Spin lock
Using operating system level synchronization primitives requires quite a noticeable amount of resources, because of the context switching and all the entire corresponding overhead. Besides this, there is such thing as lock latency; that is, the time required for a lock to be notified about the state change of another lock. This means that when the current lock is being released, it takes some additional time for another lock to be signaled. This is the reason why when we need short time locks, it could be significantly faster to use a single thread without any locks than to parallelize these operations using OS level locking mechanics.
To avoid unnecessary context switches in such a situation, we can use a loop, which checks the other locks in each iteration. Since the locks should be very short, we would not use too much CPU, and we have a significant performance boost by not using the operating system resources and by lowering lock latency to the lowest amount.
This pattern is not so easy to implement, and, to be effective, you would need to use specific CPU instructions. Fortunately, there is a standard implementation of this pattern in the .NET Framework starting with version 3.5. The implementation contains the following methods and classes:
Thread.SpinWait
Thread.SpinWait
just spins an infinite loop. It's like Thread.Sleep
, only without context switching and using CPU time. It is used rarely in common scenarios, but could be useful in some specific cases, such as simulating real CPU work.
System.Threading.SpinWait
System.Threading.SpinWait
is a structure implementing a loop with a condition check. It is used internally in spinlock implementation.
System.Threading.SpinLock
Here we will be discussing about the spinlock implementation itself.
Note that it is a structure which allows to save on class instance allocation and reduces GC overhead.

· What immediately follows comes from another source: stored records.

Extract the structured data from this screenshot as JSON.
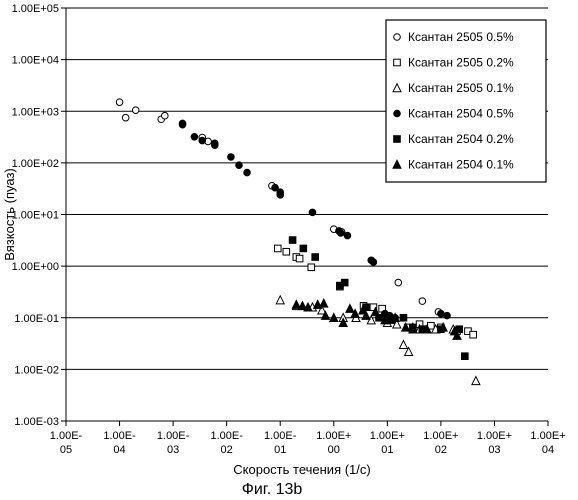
{
  "figure": {
    "caption": "Фиг. 13b"
  },
  "chart_data": {
    "type": "scatter",
    "title": "",
    "xlabel": "Скорость течения (1/с)",
    "ylabel": "Вязкость (пуаз)",
    "xscale": "log",
    "yscale": "log",
    "xlim": [
      1e-05,
      10000
    ],
    "ylim": [
      0.001,
      100000
    ],
    "grid": "horizontal",
    "legend_position": "top-right",
    "x_tick_labels": [
      [
        "1.00E-",
        "05"
      ],
      [
        "1.00E-",
        "04"
      ],
      [
        "1.00E-",
        "03"
      ],
      [
        "1.00E-",
        "02"
      ],
      [
        "1.00E-",
        "01"
      ],
      [
        "1.00E+",
        "00"
      ],
      [
        "1.00E+",
        "01"
      ],
      [
        "1.00E+",
        "02"
      ],
      [
        "1.00E+",
        "03"
      ],
      [
        "1.00E+",
        "04"
      ]
    ],
    "y_tick_labels": [
      "1.00E-03",
      "1.00E-02",
      "1.00E-01",
      "1.00E+00",
      "1.00E+01",
      "1.00E+02",
      "1.00E+03",
      "1.00E+04",
      "1.00E+05"
    ],
    "series": [
      {
        "name": "Ксантан  2505 0.5%",
        "marker": "circle",
        "filled": false,
        "points": [
          [
            0.0001,
            1500
          ],
          [
            0.00013,
            750
          ],
          [
            0.0002,
            1050
          ],
          [
            0.0006,
            700
          ],
          [
            0.0007,
            820
          ],
          [
            0.0035,
            310
          ],
          [
            0.0045,
            260
          ],
          [
            0.07,
            36
          ],
          [
            1.0,
            5.2
          ],
          [
            1.4,
            4.6
          ],
          [
            16,
            0.48
          ],
          [
            45,
            0.21
          ],
          [
            90,
            0.13
          ]
        ]
      },
      {
        "name": "Ксантан  2505 0.2%",
        "marker": "square",
        "filled": false,
        "points": [
          [
            0.09,
            2.2
          ],
          [
            0.13,
            1.9
          ],
          [
            0.2,
            1.5
          ],
          [
            0.23,
            1.4
          ],
          [
            0.38,
            0.95
          ],
          [
            1.3,
            0.4
          ],
          [
            3.6,
            0.17
          ],
          [
            5.5,
            0.16
          ],
          [
            8,
            0.15
          ],
          [
            24,
            0.065
          ],
          [
            40,
            0.075
          ],
          [
            65,
            0.07
          ],
          [
            100,
            0.065
          ],
          [
            200,
            0.055
          ],
          [
            320,
            0.055
          ],
          [
            400,
            0.047
          ]
        ]
      },
      {
        "name": "Ксантан  2505 0.1%",
        "marker": "triangle",
        "filled": false,
        "points": [
          [
            0.1,
            0.22
          ],
          [
            0.2,
            0.17
          ],
          [
            0.4,
            0.16
          ],
          [
            0.6,
            0.14
          ],
          [
            1.5,
            0.1
          ],
          [
            2.6,
            0.1
          ],
          [
            5,
            0.09
          ],
          [
            10,
            0.08
          ],
          [
            15,
            0.075
          ],
          [
            20,
            0.03
          ],
          [
            25,
            0.022
          ],
          [
            30,
            0.065
          ],
          [
            40,
            0.06
          ],
          [
            80,
            0.06
          ],
          [
            170,
            0.06
          ],
          [
            450,
            0.006
          ]
        ]
      },
      {
        "name": "Ксантан 2504 0.5%",
        "marker": "circle",
        "filled": true,
        "points": [
          [
            0.0015,
            580
          ],
          [
            0.0015,
            550
          ],
          [
            0.0025,
            320
          ],
          [
            0.0035,
            270
          ],
          [
            0.006,
            240
          ],
          [
            0.006,
            220
          ],
          [
            0.012,
            130
          ],
          [
            0.017,
            90
          ],
          [
            0.024,
            65
          ],
          [
            0.08,
            33
          ],
          [
            0.1,
            27
          ],
          [
            0.1,
            24
          ],
          [
            0.4,
            11
          ],
          [
            1.25,
            4.8
          ],
          [
            1.35,
            4.4
          ],
          [
            1.8,
            3.9
          ],
          [
            5,
            1.3
          ],
          [
            5.5,
            1.2
          ],
          [
            9,
            0.12
          ],
          [
            11,
            0.11
          ],
          [
            14,
            0.1
          ],
          [
            100,
            0.12
          ],
          [
            130,
            0.11
          ]
        ]
      },
      {
        "name": "Ксантан 2504 0.2%",
        "marker": "square",
        "filled": true,
        "points": [
          [
            0.17,
            3.2
          ],
          [
            0.27,
            2.2
          ],
          [
            0.45,
            1.5
          ],
          [
            1.3,
            0.42
          ],
          [
            1.6,
            0.48
          ],
          [
            4,
            0.16
          ],
          [
            7,
            0.1
          ],
          [
            12,
            0.09
          ],
          [
            20,
            0.1
          ],
          [
            30,
            0.065
          ],
          [
            45,
            0.06
          ],
          [
            100,
            0.06
          ],
          [
            220,
            0.06
          ],
          [
            280,
            0.018
          ]
        ]
      },
      {
        "name": "Ксантан 2504 0.1%",
        "marker": "triangle",
        "filled": true,
        "points": [
          [
            0.2,
            0.18
          ],
          [
            0.26,
            0.17
          ],
          [
            0.33,
            0.16
          ],
          [
            0.5,
            0.18
          ],
          [
            0.65,
            0.19
          ],
          [
            0.7,
            0.11
          ],
          [
            1.0,
            0.1
          ],
          [
            1.5,
            0.08
          ],
          [
            2,
            0.15
          ],
          [
            2.5,
            0.12
          ],
          [
            3.5,
            0.14
          ],
          [
            4,
            0.11
          ],
          [
            6,
            0.13
          ],
          [
            9,
            0.09
          ],
          [
            14,
            0.1
          ],
          [
            22,
            0.065
          ],
          [
            30,
            0.06
          ],
          [
            55,
            0.06
          ],
          [
            110,
            0.065
          ],
          [
            180,
            0.055
          ],
          [
            200,
            0.045
          ]
        ]
      }
    ]
  }
}
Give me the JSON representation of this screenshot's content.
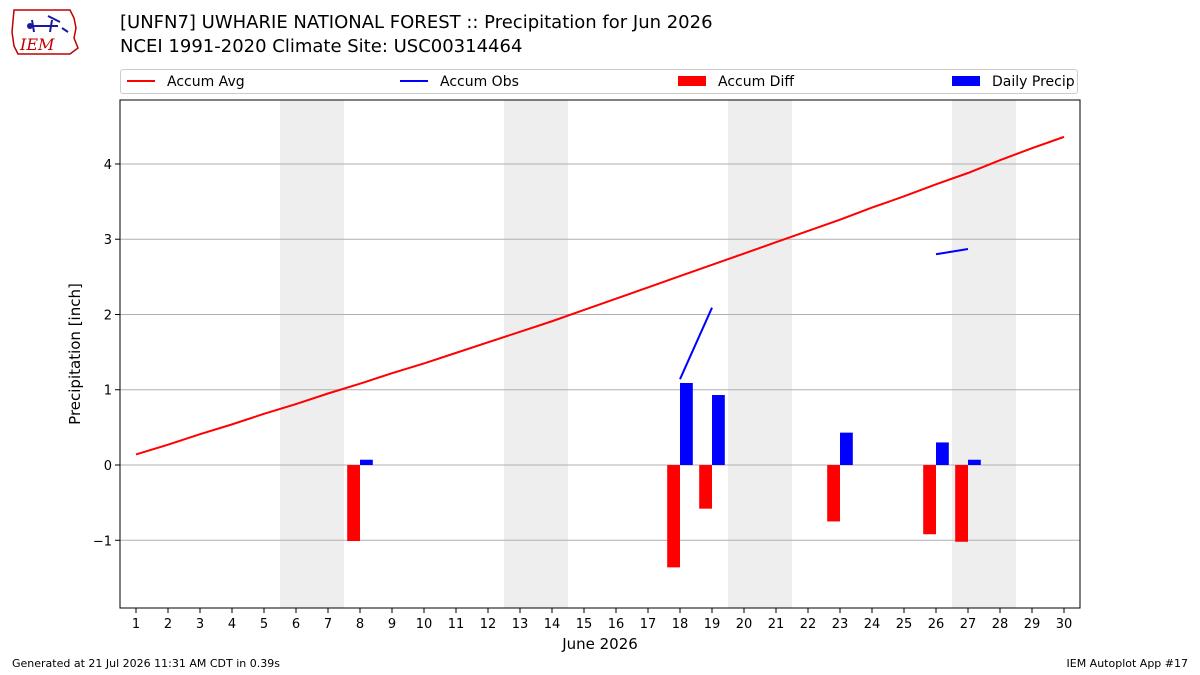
{
  "header": {
    "title_line1": "[UNFN7] UWHARIE NATIONAL FOREST :: Precipitation for Jun 2026",
    "title_line2": "NCEI 1991-2020 Climate Site: USC00314464",
    "logo_text": "IEM"
  },
  "footer": {
    "generated": "Generated at 21 Jul 2026 11:31 AM CDT in 0.39s",
    "app": "IEM Autoplot App #17"
  },
  "colors": {
    "avg": "#ff0000",
    "obs": "#0000ff",
    "diff": "#ff0000",
    "daily": "#0000ff",
    "weekend_shade": "#eeeeee",
    "grid": "#b0b0b0"
  },
  "chart_data": {
    "type": "bar",
    "title": "[UNFN7] UWHARIE NATIONAL FOREST :: Precipitation for Jun 2026",
    "subtitle": "NCEI 1991-2020 Climate Site: USC00314464",
    "xlabel": "June 2026",
    "ylabel": "Precipitation [inch]",
    "x": [
      1,
      2,
      3,
      4,
      5,
      6,
      7,
      8,
      9,
      10,
      11,
      12,
      13,
      14,
      15,
      16,
      17,
      18,
      19,
      20,
      21,
      22,
      23,
      24,
      25,
      26,
      27,
      28,
      29,
      30
    ],
    "xlim": [
      0.5,
      30.5
    ],
    "ylim": [
      -1.9,
      4.85
    ],
    "yticks": [
      -1,
      0,
      1,
      2,
      3,
      4
    ],
    "ytick_labels": [
      "−1",
      "0",
      "1",
      "2",
      "3",
      "4"
    ],
    "grid": "horizontal",
    "legend_position": "top",
    "legend": [
      "Accum Avg",
      "Accum Obs",
      "Accum Diff",
      "Daily Precip"
    ],
    "weekend_spans": [
      [
        6,
        7
      ],
      [
        13,
        14
      ],
      [
        20,
        21
      ],
      [
        27,
        28
      ]
    ],
    "series": [
      {
        "name": "Accum Avg",
        "type": "line",
        "color": "#ff0000",
        "x": [
          1,
          2,
          3,
          4,
          5,
          6,
          7,
          8,
          9,
          10,
          11,
          12,
          13,
          14,
          15,
          16,
          17,
          18,
          19,
          20,
          21,
          22,
          23,
          24,
          25,
          26,
          27,
          28,
          29,
          30
        ],
        "values": [
          0.14,
          0.27,
          0.41,
          0.54,
          0.68,
          0.81,
          0.95,
          1.08,
          1.22,
          1.35,
          1.49,
          1.63,
          1.77,
          1.91,
          2.06,
          2.21,
          2.36,
          2.51,
          2.66,
          2.81,
          2.96,
          3.11,
          3.26,
          3.42,
          3.57,
          3.73,
          3.88,
          4.05,
          4.21,
          4.36
        ]
      },
      {
        "name": "Accum Obs",
        "type": "line",
        "color": "#0000ff",
        "segments": [
          {
            "x": [
              18,
              19
            ],
            "values": [
              1.14,
              2.09
            ]
          },
          {
            "x": [
              26,
              27
            ],
            "values": [
              2.8,
              2.87
            ]
          }
        ]
      },
      {
        "name": "Accum Diff",
        "type": "bar",
        "color": "#ff0000",
        "x": [
          8,
          18,
          19,
          23,
          26,
          27
        ],
        "values": [
          -1.01,
          -1.36,
          -0.58,
          -0.75,
          -0.92,
          -1.02
        ]
      },
      {
        "name": "Daily Precip",
        "type": "bar",
        "color": "#0000ff",
        "x": [
          8,
          18,
          19,
          23,
          26,
          27
        ],
        "values": [
          0.07,
          1.09,
          0.93,
          0.43,
          0.3,
          0.07
        ]
      }
    ]
  }
}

The spinlock can optionally use a memory barrier (or a memory fencing instruction) to notify other threads that the lock has been released. The default behavior is to use a memory barrier, which prevents memory access operation reordering by compiler or hardware, and improves the fairness of the lock at the expense of performance. The other case is faster, but could lead to incorrect behavior in some situations.
Usually, it's not encouraged to use a spinlock directly unless you are 100% sure what you're doing. Make sure that you have confirmed the performance bottleneck with tests and you know that your locks are really short.
The code inside a spin lock should not do the following:
- Use regular locks, or a code that uses locks
- Acquire more than one spinlock at a time
- Perform dynamic dispatched calls (virtual methods, interface methods, or delegate calls)
- Call any third-party code, which is not controlled by you
- Perform memory allocation, including new operator usage
The following is a sample test for a spinlock:
static class Program { private const int _count = 10000000; static void Main() { // Warm up var map = new Dictionary<double, double>(); var r = Math.Sin(0.01); // lock map.Clear(); var prm = 0d; var lockFlag = new object(); var sw = Stopwatch.StartNew(); for (int i = 0; i < _count; i++) lock (lockFlag) { map.Add(prm, Math.Sin(prm)); prm += 0.01; } sw.Stop(); Console.WriteLine("Lock: {0}ms", sw.ElapsedMilliseconds); // spinlock with memory barrier map.Clear(); var spinLock = new SpinLock(); prm = 0; sw = Stopwatch.StartNew(); for (int i = 0; i < _count; i++) { var gotLock = false; try { spinLock.Enter(ref gotLock); map.Add(prm, Math.Sin(prm)); prm += 0.01; } finally { if (gotLock) spinLock.Exit(true); } } sw.Stop(); Console.WriteLine("Spinlock with memory barrier: {0}ms", sw.ElapsedMilliseconds); // spinlock without memory barrier map.Clear(); prm = 0; sw = Stopwatch.StartNew(); for (int i = 0; i < _count; i++) { var gotLock = false; try { spinLock.Enter(ref gotLock); map.Add(prm, Math.Sin(prm)); prm += 0.01; } finally { if (gotLock) spinLock.Exit(false); } } sw.Stop(); Console.WriteLine("Spinlock without memory barrier: {0}ms", sw.ElapsedMilliseconds); } }
Executing this code on Core i7 2600K and x64 OS in Release configuration gives the following results:
Lock: 1906ms Spinlock with memory barrier: 1761ms Spinlock without memory barrier: 1731ms
Note that the performance boost is very small even with short duration locks. Also note that starting from .NET Framework 3.5, the Monitor
, ReaderWriterLock,
and ReaderWriterLockSlim
classes are implemented with spinlock.
Note
The main disadvantage of spinlocks is intensive CPU usage. The endless loop consumes energy, while the blocked thread does not. However, now the standard Monitor
class can use spinlock for a short time lock and then turn to usual lock, so in real world scenarios the difference would be even less noticeable than in this test.